Any of the other three possible pairing sets will work. In each of these, only one player is paired against a diametrically opposite opponent. If you draw it out, the other two pairings will be parallel to each other, and perpendicular (if your hexagon is equilateral and equiangular) to the diametric pairing. For example, you could pair A-F (diametric), B-C (non-diameter chord), and D-E (non-diameter chord). Alternatively, you could start with B-D (diametric) and proceed from there, or with C-E (diametric) and proceed from there. Just make sure that, when you draw out the pairings, you have only one diametric pairing, and two parallel non-diametric chords.
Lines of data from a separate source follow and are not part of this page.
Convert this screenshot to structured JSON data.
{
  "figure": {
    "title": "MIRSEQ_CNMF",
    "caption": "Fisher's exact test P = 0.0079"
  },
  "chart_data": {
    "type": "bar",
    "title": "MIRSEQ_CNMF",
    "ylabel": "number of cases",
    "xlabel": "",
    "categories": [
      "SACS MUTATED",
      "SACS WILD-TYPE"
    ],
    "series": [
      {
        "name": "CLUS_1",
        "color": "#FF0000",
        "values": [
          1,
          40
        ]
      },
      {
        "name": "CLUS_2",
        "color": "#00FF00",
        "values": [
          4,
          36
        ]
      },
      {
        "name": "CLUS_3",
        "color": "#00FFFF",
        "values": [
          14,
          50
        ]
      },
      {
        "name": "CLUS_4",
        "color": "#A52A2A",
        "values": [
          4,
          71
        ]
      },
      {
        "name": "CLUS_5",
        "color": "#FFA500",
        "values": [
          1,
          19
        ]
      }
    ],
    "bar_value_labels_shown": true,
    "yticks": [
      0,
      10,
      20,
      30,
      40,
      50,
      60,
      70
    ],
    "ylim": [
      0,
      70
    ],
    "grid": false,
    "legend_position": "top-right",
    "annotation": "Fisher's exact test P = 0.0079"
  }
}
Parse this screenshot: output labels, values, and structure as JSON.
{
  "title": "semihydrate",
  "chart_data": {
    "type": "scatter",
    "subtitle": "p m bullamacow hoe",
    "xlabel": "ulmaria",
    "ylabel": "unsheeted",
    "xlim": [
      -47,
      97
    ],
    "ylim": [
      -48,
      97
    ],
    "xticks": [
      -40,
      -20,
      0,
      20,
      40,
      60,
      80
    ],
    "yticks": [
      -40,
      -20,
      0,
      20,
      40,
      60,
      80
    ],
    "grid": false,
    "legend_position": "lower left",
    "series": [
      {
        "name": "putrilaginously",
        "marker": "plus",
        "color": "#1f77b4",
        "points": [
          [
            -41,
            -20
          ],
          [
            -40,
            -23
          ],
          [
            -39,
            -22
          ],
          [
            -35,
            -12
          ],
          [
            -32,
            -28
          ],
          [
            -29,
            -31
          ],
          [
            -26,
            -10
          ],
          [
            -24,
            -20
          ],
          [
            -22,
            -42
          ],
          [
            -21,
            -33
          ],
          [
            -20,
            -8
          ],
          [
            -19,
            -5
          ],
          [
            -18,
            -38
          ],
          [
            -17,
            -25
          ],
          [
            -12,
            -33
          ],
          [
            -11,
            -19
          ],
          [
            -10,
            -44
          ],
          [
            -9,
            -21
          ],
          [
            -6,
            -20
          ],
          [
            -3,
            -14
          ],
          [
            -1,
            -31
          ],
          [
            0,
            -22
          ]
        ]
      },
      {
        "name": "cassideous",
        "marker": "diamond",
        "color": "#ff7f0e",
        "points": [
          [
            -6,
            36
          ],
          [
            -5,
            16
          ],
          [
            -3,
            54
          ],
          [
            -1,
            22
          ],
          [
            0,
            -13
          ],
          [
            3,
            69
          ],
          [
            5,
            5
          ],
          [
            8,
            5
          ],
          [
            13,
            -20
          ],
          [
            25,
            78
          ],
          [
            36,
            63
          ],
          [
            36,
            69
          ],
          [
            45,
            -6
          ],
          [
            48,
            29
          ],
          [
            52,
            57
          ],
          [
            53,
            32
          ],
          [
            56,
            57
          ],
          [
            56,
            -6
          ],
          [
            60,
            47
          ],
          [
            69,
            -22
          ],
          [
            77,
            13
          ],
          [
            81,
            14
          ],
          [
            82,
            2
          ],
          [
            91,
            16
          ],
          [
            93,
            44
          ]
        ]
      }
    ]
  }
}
If you follow the above rule, you will always have round 4 pairings, and if there are 5 rounds, you will have round 5 pairings too.

Bill Smythe

Four?? I believe it’s three. (Each player has played two others, leaving three possible opponents, but once you fix one pairing, the other two are forced).

But they’re way short of being equally likely. The problematical round three pairing for the highest ranked player will almost certainly be the lowest rated potential opponent. If you have the (most likely) round two pairings of 1-2, 3-4, 5-6, then the problem pairing in round three has 1 v 6.
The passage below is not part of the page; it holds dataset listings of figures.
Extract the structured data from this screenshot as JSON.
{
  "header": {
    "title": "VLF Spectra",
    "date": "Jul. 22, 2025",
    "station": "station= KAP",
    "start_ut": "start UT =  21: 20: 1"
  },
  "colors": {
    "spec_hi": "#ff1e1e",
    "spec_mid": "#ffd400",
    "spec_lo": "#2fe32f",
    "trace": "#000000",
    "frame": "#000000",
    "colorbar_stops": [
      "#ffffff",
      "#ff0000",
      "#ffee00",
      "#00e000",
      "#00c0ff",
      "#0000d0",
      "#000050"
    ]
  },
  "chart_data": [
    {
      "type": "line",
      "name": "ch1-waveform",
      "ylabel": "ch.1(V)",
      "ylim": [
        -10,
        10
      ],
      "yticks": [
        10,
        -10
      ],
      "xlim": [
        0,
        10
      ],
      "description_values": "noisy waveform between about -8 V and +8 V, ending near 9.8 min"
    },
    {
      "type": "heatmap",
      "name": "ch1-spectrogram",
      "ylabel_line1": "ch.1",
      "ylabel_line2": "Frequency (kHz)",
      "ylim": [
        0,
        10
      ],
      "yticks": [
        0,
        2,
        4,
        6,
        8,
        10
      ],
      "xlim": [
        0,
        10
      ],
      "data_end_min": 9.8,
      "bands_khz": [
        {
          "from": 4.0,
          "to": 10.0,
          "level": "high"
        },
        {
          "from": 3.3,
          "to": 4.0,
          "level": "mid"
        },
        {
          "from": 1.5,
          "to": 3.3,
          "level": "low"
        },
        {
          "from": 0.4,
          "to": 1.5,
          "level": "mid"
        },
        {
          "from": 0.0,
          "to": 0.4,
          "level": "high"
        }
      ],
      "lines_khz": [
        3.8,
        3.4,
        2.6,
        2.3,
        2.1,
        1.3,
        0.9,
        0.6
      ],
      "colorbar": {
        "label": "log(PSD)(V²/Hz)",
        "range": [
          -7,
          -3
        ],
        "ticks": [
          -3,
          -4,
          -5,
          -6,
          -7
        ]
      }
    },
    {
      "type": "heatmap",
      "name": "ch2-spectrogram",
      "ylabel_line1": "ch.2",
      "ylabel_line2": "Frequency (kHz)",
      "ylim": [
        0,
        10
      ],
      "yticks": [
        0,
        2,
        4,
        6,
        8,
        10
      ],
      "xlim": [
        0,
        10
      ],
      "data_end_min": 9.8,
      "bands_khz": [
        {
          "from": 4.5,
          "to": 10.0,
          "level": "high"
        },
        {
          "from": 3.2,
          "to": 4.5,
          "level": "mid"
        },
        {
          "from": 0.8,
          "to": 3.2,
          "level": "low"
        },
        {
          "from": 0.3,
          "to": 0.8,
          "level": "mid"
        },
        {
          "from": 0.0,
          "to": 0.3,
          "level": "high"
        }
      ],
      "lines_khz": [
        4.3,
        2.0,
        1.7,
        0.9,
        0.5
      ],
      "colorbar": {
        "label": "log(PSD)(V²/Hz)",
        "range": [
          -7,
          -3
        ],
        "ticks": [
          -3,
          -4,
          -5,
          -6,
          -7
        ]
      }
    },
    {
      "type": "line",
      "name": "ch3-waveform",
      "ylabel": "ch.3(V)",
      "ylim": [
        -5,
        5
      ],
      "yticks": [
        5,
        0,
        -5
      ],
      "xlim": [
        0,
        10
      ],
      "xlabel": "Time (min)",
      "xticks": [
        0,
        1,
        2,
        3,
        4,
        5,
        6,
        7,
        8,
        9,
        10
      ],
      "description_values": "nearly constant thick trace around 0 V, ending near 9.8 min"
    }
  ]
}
There are three possible round 3 pairings that don’t fall into the round 4 trap, but there is that nasty fourth one that does.

It is not true in round 3 that “once you fix one pairing, the other two are forced”. Once you fix one pairing, there may be two ways to pair the remaining four players, one good way and one bad way. In other words, “the other two [ pairings ] are forced” only in the sense that “there is only one way to make the remaining two pairings that avoids the round 4 trap”.

Let’s renumber the hexagon (from my previous post) to follow your “most likely” scenario of 1-4, 2-5, 3-6 in round 1, followed by 1-2, 3-4, 5-6 in round two:

— 1 — 4
– / ------ \

• 2 ------- 3
  – \ ------ /
  — 5 — 6

If you start with a “diametrically opposite” pairing (1-6 or 2-3 or 4-5), there will still be two ways to make the remaining two pairings. For example, if you start with 1-6 as you mentioned, you can then pair 2-3 and 4-5, or you can pair 2-4 and 3-5. The first way is the bad way (note that it involves 3 “diametrically opposite” pairings), while the second way is the good way (there is only one diametrically opposite pairing and two non-diametric parallel chords).

You could equally well say that “the problem pairing in round three has 2 v 3” or that it “has 4 v 5”. These, together with 1 v 6, are the three diametrically opposite pairings. As long as you have only one of these three, you’re OK. If you have two (and hence all three), you’re cooked.

Based on typical Swiss pairings, I’ll take your word for it. You will always have one diametrically opposite pairing. Just make sure you have ONLY one.

Bill Smythe

After
Rd 1 1-4, 5-2, 3-6
Rd 2 2-1, 4-3, 6-5
The four possible round three pairings are
A>1-6, 3-2, 5-4 (if the spread between 3 and 6 is less than 80 in the class section, they drew in round one, 6 beat 5, and he remaining games were won by the higher rated player - alternatively the underrated/unrated 6 is really as strong as 3 and 4 while 5 is much weaker and the game between 3 and 6 ended in a draw while 3 did not beat 4)
If any one of the three games is paired this way then the other two games have two ways they can be paired, one as in B, C or D and the other as in A

B>1-6, 4-2, 3-5 (3 drew 6 in round 1, lost to 4 in round 2 and 6 did not lose to 5)
C>1-3, 6-2, 5-4 (1 and 3 are 2-0)
D>1-5, 3-2, 6-4 (3 drew 6, 5 beat 6, 4 beat 3)

Having only six players usually happens to me in a class-based section and there is a higher than normal chance of the necessary one or two upsets happening. I am guessing I see it closer to 20% of the times that it could happen while somebody used to much larger spreads among six players might see it less than 10% of the time.
In a three round tournament all four pairings are equally valid and can be done based on the circumstances. In a four-round (or five-round) tournament then pairing A must be avoided and only one of the three remaining ones should be used in round 3.

The procedure of Rule 29L is fully justified and critical in a four-round, six-player event.

That procedure is fully justified, but other approaches are possible, as set forth in the posts above. What is critical is that the TD doesn’t just blindly go ahead and pair it as a Swiss (with or without a pairing program), thus possibly painting himself into a corner.

The worst thing to do is to make all the colors alternate perfectly in both round 2 and round 3. Then you are automatically skrewed in round 4.

Bill Smythe